Accuracy in Media

Over at RedState, Erick Erickson scolded conservatives for their poor track record of investing in the movement online. His gripe focused specifically on the failure of conservative groups to invest in bloggers by buying advertising space on their sites — not sites with “national clout” like RedState but blogs like Minnesota Democrats Exposed, which did some heavy journalistic lifting in covering last year’s Norm Coleman-Al Franken Senate race.

But this observation near the top of Erick’s post has implications beyond advertising and to the practice of conservative journalism more broadly:

Every day in Washington, there is some right-wing group somewhere bemoaning the efforts of the right online. Sadly, for them and the rest of the right, their first thought is “let’s do it ourselves” instead of “let’s invest in the existing talent.”

I made a similar point in a Facebook discussion with John Hawkins of Right Wings News last night. John had suggested that Republicans need a Washington-focused, Politico-style journalism publication of their own, to which I replied:

Why would the GOP need that? There are enough center-right online publications already, and a GOPolitico isn’t going to accomplish anything new.

The problem with conservative political media isn’t that it doesn’t exist but that too many publications are trying to do the same thing — and few of them are consistently good at it. Ironically, the inherent entrepreneurial nature of conservatives is an obstacle to media success because every conservative who cares and has the finances to make a go of it wants to to launch THE publication that makes it big.

The key is to get the best conservative media minds working together rather than competing against each other.

John elaborated by saying that conservatives need an “online zine with the resources to do heavy Capitol Hill reporting,” and that’s true. But when it comes to journalism, conservatives are too independent for their own good.

Conservative readers can get their news fixes at Cybercast News Service, Human Events, Newsmax, Townhall and WorldNetDaily (and probably others I’m forgetting). More traditional conservative publications like American Spectator, National Review and The Weekly Standard have bolstered their daily online presences in recent years. And in the past few weeks, Fox News and The Washington Times have added their own right-leaning online operations, and The Fox Nation.

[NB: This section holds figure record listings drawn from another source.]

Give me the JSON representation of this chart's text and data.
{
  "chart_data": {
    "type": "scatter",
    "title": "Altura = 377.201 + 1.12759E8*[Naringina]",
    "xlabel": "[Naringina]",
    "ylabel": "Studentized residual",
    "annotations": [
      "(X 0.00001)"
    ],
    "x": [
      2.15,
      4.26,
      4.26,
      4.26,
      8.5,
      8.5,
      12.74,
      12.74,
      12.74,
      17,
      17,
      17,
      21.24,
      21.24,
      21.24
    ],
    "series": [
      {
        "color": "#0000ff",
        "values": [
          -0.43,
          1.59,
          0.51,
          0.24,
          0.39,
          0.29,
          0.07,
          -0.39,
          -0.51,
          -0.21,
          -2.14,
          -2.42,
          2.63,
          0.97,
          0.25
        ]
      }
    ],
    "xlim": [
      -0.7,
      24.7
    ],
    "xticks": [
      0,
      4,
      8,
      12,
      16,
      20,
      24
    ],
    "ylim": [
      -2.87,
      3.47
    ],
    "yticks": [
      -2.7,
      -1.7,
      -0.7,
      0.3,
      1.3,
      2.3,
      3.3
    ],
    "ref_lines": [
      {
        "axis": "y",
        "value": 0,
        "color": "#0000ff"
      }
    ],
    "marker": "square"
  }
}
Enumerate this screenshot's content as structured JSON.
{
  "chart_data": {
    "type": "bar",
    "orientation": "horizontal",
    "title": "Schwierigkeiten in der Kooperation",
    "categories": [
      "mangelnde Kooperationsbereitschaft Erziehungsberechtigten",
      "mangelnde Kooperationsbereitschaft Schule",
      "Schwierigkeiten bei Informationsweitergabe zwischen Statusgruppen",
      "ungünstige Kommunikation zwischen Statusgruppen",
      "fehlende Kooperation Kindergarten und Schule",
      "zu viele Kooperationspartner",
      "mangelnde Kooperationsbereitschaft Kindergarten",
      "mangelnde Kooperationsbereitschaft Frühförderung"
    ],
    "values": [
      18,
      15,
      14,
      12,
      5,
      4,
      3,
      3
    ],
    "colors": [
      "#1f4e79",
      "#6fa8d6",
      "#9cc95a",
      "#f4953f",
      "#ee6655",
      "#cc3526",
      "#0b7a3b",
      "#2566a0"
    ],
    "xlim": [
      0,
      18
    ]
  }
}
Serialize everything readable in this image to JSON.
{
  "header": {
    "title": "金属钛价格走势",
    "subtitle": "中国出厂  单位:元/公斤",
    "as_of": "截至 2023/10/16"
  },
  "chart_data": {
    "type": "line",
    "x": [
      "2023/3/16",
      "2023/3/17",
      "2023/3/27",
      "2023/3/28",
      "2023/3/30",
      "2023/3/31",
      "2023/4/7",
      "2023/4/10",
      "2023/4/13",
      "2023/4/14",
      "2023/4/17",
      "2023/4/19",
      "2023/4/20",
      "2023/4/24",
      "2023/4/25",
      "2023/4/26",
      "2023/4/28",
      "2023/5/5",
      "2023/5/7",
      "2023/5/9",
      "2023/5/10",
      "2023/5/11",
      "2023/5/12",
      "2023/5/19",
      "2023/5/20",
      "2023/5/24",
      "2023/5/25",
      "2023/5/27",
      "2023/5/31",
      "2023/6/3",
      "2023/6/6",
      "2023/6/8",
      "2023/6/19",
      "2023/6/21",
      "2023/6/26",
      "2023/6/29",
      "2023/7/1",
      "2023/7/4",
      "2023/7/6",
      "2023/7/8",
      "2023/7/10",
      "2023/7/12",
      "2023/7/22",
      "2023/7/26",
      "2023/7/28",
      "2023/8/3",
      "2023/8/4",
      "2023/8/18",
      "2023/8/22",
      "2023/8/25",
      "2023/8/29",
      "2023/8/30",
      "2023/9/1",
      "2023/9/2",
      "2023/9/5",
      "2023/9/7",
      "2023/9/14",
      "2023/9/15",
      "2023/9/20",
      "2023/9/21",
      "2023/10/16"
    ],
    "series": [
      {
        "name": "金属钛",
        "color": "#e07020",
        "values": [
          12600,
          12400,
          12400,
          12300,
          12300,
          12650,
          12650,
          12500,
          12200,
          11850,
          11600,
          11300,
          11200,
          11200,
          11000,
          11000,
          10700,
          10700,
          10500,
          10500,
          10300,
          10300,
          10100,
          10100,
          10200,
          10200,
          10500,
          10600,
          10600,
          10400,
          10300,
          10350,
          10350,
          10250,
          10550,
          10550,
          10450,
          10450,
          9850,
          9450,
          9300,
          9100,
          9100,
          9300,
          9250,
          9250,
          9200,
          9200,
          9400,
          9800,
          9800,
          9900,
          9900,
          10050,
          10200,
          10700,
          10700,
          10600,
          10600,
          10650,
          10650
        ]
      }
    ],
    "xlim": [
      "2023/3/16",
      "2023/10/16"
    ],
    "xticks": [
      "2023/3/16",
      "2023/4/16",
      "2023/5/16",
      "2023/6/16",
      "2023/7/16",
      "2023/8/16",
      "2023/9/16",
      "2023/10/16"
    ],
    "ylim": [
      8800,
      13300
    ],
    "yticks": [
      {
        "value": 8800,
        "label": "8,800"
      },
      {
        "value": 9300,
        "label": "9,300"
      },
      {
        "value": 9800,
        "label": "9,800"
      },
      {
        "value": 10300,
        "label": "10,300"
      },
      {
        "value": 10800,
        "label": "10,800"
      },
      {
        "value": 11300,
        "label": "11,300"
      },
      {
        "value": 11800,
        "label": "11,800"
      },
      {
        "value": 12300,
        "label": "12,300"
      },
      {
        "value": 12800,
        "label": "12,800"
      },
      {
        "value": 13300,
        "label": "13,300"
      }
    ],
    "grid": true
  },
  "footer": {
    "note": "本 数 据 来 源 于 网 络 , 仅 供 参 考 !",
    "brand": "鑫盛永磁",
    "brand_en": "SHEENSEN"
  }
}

There are multiple conservative video voices online, too. Pajamas TV, which is targeting the conservative-libertarian market, has been making a big publicity push since last year’s Republican convention. It sponsored the Conservatism 2.0 side conference at February’s Conservative Political Action Conference in Washington and has been covering the anti-tax “tea parties” the mainstream media have been ignoring. Breitbart TV also will cover the tea parties all day on April 15, the deadline for filing federal income taxes.

Besides those better-known operations, conservatives have two active video-sharing sites, (I served as its executive producer last year) and New Media Alliance Television, and one inactive site, Qube TV. John also launched the blog Right-Wing Video in January to serve as a portal to videos on YouTube and other sites.

All of those conservative journalistic efforts may have merit when examined individually. But when you step back to see the big picture, you realize there are too many small fish in the big media pond. Save for the two newcomers from Fox and the Times, none of them have the resources to do individually what all of them could accomplish together.

As Erick said, the first thought of conservatives when it comes to online media is, “Let’s do it ourselves.” On the left, meanwhile, The Huffington Post just launched an investigative journalism project to the tune of $1.75 million, and here’s the kicker: “Work that the journalists produce will be available for any publication or Web site to use at the same time it is posted.”

When will the best minds in conservative media get together to brainstorm projects like that? And when will the big money on the right wake up and start funding them?

The best way to combat liberal media bias in the information age is for conservatives to be the media themselves, perhaps by adopting a donor-backed business model like the one at But everyone can’t be in charge. Until conservatives decide to join forces, the left will continue dominating new media as effectively as they have old media.